994)｝ The isoflavone compounds were analyzed. That is, 100 ml of acetonitrile was added to 2.0 g of a freeze-dried powder sample (water content 2%) of the raw material okara (water content 78%).
After adding 20 ml of a 0.1N hydrochloric acid solution and stirring at room temperature for 2 hours, the mixture was filtered with Toyo Filter Paper No. 2 and concentrated to dryness at 30 ° C. or lower by a rotary evaporator. This was dissolved in 10 ml of 80% methanol, filtered through a membrane filter, and 20 μl thereof was subjected to HPLC. The average value of the three analyzes was 12.9 mg of malonyl daidzin, 13.3 mg of malonyl genistin, 4.6 mg of daidzin, 5.3 mg of genistin, 1.8 mg of daidzein and 2.5 mg of genistein per 100 g of raw okara. From the above, the yields of malonyl daidzin, malonyl genistin, daidzin, and genistin in Example 1 were 10%, 20%, 9%, and 8%, respectively. In the normal case, okara rots at room temperature, but rot of okara after this extraction treatment was not observed even after standing at room temperature for 2 days.
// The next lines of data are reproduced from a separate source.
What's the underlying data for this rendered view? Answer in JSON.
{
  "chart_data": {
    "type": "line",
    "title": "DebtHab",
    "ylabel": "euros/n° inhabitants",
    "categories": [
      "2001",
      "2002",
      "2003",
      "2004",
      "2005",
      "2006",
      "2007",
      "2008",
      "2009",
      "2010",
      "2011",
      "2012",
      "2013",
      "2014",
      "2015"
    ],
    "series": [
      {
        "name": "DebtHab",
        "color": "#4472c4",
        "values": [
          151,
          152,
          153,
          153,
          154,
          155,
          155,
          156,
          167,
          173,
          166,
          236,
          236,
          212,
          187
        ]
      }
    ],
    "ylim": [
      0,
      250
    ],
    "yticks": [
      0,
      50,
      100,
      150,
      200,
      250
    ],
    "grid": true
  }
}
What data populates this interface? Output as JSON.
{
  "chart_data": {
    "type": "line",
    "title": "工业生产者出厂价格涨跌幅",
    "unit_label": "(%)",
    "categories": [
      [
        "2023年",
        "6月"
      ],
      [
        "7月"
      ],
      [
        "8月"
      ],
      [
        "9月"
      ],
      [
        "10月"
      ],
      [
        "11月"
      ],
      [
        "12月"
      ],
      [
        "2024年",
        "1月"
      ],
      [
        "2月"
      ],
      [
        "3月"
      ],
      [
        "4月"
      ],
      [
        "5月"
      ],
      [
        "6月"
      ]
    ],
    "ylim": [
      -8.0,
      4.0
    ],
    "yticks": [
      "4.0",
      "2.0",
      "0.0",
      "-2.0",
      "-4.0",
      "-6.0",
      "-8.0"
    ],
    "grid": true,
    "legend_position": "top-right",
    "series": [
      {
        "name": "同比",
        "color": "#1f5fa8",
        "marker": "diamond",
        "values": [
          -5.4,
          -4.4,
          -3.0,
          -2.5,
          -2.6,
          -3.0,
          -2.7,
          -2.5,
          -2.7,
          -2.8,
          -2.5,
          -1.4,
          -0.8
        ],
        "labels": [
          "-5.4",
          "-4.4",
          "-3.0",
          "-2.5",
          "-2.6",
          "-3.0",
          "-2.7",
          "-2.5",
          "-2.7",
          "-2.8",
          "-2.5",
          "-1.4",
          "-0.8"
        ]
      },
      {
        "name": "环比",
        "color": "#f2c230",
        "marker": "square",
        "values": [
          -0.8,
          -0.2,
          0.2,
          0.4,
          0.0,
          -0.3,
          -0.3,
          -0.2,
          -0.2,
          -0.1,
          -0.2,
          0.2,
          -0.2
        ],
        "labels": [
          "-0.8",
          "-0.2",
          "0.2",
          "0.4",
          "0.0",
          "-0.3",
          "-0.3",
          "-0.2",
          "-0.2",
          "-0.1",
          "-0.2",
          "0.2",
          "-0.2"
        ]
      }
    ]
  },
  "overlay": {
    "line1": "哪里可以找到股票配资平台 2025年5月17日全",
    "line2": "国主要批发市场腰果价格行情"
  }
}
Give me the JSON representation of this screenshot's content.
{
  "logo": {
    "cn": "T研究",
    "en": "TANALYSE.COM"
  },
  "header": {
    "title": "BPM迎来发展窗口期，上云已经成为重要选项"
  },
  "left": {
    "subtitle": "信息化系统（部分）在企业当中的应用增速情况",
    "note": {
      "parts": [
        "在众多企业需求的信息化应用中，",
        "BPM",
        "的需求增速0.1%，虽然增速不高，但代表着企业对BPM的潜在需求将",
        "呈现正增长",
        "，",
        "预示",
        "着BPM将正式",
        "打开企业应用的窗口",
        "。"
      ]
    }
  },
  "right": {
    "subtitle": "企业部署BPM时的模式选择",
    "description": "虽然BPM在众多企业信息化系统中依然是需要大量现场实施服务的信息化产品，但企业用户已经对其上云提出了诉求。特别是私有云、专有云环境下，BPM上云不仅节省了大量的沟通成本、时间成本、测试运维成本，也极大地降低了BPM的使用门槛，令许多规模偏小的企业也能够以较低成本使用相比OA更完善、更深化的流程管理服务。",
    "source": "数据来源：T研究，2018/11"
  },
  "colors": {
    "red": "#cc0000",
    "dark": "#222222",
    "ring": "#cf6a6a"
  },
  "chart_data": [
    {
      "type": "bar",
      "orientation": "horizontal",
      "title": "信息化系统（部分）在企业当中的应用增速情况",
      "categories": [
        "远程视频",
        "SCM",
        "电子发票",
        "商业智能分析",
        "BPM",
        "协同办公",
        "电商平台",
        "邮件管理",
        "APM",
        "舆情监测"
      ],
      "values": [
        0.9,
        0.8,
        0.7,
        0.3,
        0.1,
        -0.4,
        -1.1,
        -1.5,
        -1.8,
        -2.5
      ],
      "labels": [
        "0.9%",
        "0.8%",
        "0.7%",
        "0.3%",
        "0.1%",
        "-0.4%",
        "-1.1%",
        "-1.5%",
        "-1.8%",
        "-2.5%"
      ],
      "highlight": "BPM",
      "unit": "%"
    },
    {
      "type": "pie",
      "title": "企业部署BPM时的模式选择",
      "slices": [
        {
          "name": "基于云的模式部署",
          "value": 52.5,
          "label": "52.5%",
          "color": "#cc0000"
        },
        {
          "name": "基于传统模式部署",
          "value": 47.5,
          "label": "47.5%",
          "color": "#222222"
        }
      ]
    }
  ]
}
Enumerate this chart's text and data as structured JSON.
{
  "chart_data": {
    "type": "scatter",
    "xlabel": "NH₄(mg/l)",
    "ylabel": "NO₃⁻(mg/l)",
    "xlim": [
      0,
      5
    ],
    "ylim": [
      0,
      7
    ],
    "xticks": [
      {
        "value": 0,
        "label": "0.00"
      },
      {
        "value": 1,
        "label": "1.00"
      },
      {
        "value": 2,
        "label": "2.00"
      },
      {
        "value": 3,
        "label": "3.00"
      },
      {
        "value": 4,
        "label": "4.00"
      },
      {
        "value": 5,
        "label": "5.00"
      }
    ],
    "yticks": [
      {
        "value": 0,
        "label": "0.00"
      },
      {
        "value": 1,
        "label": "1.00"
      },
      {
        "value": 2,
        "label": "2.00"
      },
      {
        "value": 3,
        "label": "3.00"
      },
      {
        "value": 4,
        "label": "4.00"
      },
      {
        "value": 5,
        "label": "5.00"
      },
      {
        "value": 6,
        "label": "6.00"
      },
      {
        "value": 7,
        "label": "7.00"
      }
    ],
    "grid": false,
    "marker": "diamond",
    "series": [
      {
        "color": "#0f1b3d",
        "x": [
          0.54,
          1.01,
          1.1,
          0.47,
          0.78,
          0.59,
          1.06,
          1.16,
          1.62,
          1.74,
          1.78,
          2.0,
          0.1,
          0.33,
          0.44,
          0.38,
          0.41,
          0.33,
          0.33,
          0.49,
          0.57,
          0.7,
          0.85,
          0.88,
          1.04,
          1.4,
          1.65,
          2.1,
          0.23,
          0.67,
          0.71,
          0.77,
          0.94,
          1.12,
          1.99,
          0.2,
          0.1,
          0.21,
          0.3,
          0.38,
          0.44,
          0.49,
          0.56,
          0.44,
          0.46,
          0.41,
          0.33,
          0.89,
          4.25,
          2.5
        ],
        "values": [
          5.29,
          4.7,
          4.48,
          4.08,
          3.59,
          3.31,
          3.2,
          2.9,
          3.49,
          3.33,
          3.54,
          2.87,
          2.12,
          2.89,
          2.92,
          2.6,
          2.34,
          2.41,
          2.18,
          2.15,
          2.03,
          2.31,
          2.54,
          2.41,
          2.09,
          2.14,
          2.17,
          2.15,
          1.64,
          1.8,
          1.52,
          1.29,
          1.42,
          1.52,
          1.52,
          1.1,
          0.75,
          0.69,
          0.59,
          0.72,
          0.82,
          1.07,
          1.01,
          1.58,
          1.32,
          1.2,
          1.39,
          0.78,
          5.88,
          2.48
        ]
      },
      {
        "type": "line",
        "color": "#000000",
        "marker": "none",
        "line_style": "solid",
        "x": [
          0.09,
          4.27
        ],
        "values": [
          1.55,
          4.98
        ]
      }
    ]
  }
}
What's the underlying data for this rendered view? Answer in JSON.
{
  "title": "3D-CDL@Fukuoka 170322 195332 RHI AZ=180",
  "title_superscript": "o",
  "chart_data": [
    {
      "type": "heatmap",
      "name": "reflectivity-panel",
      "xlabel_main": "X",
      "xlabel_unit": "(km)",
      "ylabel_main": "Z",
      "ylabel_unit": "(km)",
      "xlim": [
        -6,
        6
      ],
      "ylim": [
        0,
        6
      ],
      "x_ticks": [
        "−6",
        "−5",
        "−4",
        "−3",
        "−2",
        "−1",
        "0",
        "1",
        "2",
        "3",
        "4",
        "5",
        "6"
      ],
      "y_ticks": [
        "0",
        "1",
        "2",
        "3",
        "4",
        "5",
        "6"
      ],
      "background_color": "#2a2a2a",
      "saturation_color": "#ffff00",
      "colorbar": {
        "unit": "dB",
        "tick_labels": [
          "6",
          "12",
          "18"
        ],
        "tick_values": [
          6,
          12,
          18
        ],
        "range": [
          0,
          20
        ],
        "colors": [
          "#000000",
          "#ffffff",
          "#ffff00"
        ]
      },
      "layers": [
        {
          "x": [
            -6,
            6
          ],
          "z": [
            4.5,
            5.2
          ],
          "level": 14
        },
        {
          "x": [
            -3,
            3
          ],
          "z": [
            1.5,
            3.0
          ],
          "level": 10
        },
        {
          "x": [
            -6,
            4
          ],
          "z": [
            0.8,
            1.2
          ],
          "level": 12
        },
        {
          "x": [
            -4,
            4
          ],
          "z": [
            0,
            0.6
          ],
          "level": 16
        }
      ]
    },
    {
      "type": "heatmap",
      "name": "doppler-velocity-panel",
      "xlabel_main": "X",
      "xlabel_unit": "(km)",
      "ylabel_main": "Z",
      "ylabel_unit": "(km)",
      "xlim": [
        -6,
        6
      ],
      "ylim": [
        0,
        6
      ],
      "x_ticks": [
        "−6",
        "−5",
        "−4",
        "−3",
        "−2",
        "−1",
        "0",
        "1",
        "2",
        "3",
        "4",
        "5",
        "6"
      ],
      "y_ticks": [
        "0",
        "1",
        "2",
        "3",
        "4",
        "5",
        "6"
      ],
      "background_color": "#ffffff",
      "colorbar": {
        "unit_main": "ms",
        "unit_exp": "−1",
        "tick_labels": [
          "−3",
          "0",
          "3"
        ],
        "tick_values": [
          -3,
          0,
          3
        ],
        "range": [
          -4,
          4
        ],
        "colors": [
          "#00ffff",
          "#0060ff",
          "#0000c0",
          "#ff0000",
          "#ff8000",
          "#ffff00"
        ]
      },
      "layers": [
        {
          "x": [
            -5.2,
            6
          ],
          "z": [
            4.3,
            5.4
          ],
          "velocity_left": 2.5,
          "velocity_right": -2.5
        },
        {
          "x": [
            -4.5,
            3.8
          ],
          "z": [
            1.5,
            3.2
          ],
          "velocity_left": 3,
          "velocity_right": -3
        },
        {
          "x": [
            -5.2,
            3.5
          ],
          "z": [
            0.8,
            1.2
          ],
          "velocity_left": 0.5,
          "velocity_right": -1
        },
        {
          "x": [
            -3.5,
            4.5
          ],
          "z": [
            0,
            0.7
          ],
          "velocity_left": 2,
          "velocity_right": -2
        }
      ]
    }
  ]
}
Example 2 Okara was extracted and adsorbed and eluted in the same manner as in Example 1 except that okara was extracted and tap water used for extraction was adjusted to pH 8.0 with sodium hydroxide. , Malonyl daidzin 52.1 g, malonyl genistin 75.7 g, daidzin 2
Each concentrate containing 7.9 g and 33.0 g of genistin was obtained.

Claims (2)

[Claims] The present invention is characterized in that isoflavone glycosides are extracted from okara with water, the aqueous extract is brought into contact with an adsorbent to adsorb the isoflavone glycosides in the extract, and then eluted with an alcohol aqueous solution. Method for obtaining isoflavone glycoside. 2. The method for obtaining an isoflavone glycoside according to claim 1, wherein the water used for the water extraction is a dilute acid or dilute alkali solution.